1. Sobór Watykański II choć był przede wszystkim Soborem o Kościele to jednak był również wydarzeniem pneumatologicznym pierwszej rangi w historii Kościoła. Sobór ten nie chciał i nie był Soborem pneumatocetrycznym, jak to chcieli obserwatorzy Kościołów wschodnich. Był jednak wielkim doświadczeniem Ducha Świętego, które spowodowało zmianę świadomości i odnowienie Kościoła jako "communio", które przynosi owoce w postaci wielu nawróceń.

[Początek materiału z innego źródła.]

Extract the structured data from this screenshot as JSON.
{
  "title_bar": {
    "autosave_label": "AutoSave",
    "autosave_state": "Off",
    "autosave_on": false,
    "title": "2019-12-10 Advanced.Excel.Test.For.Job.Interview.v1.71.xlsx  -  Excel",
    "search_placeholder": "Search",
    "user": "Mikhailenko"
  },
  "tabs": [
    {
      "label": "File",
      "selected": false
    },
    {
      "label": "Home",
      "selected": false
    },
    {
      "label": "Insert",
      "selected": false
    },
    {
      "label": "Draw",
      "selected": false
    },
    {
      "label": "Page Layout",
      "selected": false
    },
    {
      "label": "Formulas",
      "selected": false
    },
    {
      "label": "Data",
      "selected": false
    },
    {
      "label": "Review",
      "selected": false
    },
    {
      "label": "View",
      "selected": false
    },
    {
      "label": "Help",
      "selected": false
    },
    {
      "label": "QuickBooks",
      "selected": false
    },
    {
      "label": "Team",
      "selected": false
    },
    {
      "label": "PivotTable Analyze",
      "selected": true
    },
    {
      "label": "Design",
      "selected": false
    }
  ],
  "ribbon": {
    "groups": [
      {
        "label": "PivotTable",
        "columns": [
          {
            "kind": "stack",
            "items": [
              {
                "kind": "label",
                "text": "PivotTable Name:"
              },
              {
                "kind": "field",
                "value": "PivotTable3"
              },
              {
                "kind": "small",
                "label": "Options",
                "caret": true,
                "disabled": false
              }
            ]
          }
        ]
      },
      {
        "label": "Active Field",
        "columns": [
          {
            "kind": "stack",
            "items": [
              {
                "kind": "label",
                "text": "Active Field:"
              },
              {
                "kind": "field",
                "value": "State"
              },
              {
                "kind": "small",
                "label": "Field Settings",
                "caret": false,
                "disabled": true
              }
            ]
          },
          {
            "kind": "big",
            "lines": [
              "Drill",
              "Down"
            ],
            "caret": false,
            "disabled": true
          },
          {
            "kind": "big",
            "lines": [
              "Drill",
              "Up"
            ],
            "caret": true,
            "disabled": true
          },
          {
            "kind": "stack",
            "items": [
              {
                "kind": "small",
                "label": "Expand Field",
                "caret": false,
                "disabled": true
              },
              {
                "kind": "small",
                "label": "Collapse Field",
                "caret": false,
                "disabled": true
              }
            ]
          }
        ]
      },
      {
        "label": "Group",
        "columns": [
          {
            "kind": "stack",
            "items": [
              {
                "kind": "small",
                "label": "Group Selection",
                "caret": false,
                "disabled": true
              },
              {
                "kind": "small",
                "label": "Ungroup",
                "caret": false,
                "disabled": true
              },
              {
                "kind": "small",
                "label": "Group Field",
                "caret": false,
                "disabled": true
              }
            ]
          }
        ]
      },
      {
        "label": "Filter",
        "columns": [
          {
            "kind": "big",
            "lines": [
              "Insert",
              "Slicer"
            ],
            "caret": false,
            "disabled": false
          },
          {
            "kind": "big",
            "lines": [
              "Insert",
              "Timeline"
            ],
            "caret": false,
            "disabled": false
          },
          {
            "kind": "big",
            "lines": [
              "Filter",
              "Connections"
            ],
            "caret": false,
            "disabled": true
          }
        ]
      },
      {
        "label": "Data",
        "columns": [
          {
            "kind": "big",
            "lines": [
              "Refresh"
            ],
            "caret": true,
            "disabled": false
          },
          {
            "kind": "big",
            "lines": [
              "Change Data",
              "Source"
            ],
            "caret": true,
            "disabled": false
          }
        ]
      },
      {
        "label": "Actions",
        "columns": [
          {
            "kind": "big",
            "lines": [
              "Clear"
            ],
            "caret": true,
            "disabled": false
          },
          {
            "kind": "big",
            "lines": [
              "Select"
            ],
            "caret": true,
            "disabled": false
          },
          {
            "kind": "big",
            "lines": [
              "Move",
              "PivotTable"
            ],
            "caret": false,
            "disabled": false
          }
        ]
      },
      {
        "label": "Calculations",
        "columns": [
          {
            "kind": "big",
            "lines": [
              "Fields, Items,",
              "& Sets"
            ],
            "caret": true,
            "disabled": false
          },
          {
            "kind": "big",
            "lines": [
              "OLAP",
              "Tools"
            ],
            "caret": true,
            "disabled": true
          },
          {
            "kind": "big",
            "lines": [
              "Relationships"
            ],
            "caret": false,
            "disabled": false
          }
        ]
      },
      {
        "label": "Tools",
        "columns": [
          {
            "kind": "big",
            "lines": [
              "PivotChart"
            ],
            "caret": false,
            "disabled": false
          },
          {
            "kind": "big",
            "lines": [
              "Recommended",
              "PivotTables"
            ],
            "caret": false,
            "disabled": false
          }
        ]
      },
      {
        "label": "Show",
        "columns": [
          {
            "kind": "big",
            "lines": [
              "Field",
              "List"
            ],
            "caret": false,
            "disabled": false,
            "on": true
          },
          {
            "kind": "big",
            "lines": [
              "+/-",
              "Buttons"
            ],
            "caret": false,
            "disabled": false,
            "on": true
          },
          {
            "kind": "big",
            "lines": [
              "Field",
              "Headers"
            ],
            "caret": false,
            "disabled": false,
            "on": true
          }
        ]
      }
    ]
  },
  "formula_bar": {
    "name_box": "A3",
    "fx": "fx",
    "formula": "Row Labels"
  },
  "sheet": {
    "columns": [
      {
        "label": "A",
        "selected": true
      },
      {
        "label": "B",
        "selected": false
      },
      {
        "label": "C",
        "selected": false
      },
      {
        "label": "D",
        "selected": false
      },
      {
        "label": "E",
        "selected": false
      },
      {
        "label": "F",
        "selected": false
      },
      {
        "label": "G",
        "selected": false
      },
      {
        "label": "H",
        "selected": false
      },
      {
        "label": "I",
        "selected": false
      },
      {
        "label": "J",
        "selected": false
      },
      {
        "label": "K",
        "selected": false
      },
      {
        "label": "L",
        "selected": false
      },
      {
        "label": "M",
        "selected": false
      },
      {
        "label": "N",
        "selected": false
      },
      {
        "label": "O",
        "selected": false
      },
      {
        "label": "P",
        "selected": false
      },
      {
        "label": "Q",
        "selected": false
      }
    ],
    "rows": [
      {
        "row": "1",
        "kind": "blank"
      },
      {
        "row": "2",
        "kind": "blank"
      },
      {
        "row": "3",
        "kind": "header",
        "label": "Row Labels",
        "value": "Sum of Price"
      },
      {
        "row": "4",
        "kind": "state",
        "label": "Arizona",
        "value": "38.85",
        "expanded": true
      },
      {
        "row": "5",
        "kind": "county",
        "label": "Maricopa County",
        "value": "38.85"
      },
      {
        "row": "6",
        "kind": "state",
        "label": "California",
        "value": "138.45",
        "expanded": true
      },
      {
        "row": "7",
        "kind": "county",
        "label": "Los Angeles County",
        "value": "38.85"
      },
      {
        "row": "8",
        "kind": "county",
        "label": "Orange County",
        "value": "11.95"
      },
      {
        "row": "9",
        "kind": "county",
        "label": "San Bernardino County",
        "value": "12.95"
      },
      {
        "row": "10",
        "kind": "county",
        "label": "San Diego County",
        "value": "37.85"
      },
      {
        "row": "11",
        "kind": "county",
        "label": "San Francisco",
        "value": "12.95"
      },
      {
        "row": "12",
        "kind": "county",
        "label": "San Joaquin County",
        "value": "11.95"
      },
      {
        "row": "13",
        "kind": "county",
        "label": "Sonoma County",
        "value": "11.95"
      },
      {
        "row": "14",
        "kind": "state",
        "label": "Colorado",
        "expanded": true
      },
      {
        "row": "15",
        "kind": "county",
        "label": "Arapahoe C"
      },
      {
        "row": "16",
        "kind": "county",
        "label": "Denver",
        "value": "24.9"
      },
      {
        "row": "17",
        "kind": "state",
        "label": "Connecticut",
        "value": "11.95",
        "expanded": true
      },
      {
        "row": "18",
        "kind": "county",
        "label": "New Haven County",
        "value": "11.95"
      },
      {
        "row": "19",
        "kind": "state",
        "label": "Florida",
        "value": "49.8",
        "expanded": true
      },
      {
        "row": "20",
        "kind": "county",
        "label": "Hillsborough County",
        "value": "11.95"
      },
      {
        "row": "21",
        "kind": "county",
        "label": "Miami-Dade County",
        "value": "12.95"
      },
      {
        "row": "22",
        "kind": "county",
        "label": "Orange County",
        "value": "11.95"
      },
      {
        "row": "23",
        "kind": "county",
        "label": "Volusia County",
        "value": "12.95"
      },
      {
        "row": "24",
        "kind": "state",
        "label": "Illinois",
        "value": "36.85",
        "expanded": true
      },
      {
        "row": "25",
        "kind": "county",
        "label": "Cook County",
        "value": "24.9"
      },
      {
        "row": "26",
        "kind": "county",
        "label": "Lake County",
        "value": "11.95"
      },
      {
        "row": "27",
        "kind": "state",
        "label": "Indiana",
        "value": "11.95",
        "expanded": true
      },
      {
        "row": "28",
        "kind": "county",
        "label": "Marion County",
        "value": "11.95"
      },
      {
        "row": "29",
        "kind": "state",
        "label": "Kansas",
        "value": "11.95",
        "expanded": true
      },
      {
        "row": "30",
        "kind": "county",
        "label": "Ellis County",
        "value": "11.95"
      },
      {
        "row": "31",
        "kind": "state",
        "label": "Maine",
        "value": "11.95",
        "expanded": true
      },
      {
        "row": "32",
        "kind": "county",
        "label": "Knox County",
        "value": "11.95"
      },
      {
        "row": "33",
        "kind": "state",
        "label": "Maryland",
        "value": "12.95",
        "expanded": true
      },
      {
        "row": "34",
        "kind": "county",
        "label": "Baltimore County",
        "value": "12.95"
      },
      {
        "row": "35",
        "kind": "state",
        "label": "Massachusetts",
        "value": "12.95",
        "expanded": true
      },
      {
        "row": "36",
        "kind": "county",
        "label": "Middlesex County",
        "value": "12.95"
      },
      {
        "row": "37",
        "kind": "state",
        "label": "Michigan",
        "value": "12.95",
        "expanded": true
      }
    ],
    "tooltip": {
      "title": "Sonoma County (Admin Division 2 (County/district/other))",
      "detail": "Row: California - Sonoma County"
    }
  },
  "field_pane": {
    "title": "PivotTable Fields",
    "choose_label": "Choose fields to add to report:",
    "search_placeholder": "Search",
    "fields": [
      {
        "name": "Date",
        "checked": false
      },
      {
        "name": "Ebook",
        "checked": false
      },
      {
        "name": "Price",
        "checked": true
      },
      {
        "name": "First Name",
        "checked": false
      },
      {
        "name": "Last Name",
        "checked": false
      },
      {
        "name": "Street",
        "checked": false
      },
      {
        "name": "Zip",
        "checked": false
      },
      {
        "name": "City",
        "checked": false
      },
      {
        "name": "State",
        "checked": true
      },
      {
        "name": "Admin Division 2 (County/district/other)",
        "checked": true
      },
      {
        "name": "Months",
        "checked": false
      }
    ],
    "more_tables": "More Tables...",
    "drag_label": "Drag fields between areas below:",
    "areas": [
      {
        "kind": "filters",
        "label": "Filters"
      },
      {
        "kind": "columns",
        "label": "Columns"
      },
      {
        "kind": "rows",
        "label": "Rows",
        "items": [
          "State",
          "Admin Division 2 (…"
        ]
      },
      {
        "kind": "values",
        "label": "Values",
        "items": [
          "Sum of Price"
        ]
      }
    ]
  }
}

2. Sobór Watykański II podjął szereg tradycyjnych zagadnień pneumatologicznych z eklezjologii, jak np. idea Ducha Świętego jako duszy Ciała Chrystusa, jako jego zasada życia i jedności, lub myśl, że Duch Święty jest gwarantem prawdy i wierności Kościoła wobec Chrystusa, zapowiedź i obecność Jego pomocy dla Urzędu Nauczycielskiego Kościoła, Jego zadanie jako Uświęciciela pojedynczego człowieka i Kościoła jako całości. Sobór poszerzył spojrzenie chrystocentryczne na Kościół o wymiar pneumatologiczny. Kościół ukazany jest nie tylko jako Ciało Chrystusa lub wprost jako kontynuacja Wcielenia, ale stoi w ścisłym związku z tajemnicą chrztu Ducha i namaszczeniem Chrystusa, z darem Paschalnym Ducha udzielonym przez zmartwychwstałego Pana. Przede wszystkim Kościół staje się dzięki posłanemu przez Chrystusa powszechnym znakiem zbawienia w świecie.Pomimo, że są obecne w KK dwie eklezjologie, przedsoborowa i soborowa jako "communio", to jednak jest wiele nowych elementów eklezjologii pneumatologicznej, która będzie rozwijana w teologii soborowej.

3. Eklezjologia soborowa ma charakter nie tylko pneumatologiczny ale i trynitarny.

4. Kościół jest ukazany jako wspólnota modlitwy w Duchu i Prawdzie. Co prawda Konstytucja o liturgii ukierunkowana jest bardziej chrystologicznie niż pneuamtologicznie, ale inne teksty soborowe wydobywają w sposób wystarczający funkcję Ducha Świętego w liturgii jako "principium agens et vivificans", tak że reforma liturgiczna mogła ukazać w świetle dziennym obecność i działanie Ducha Świętego w kulcie i życiu Kościoła. Można to powiedzieć o odnowionych rytuałach psozczególnych sakramentów jak i epiklezach nowych modltw eucharystycznych.

5. Wraz z Soborowym przełomem Ducha nastąpiło odkrycie i nowe ukazanie miejsca charyzmatów w Kościele katolickim. Zamiast obrazu Kościoła jako piramidy hierarchicznourzędowej Sobór ukazał Kościół jako wspólnotę zbudowaną przez władze, służby, i dary, które są udzielane poszczególnym członkom Kościoła. Charyzmaty ukazują się jako elementy porządku i organizacji wspólnoty Kościoła, gdyż są zjawiskiem powszechnym w Kościele.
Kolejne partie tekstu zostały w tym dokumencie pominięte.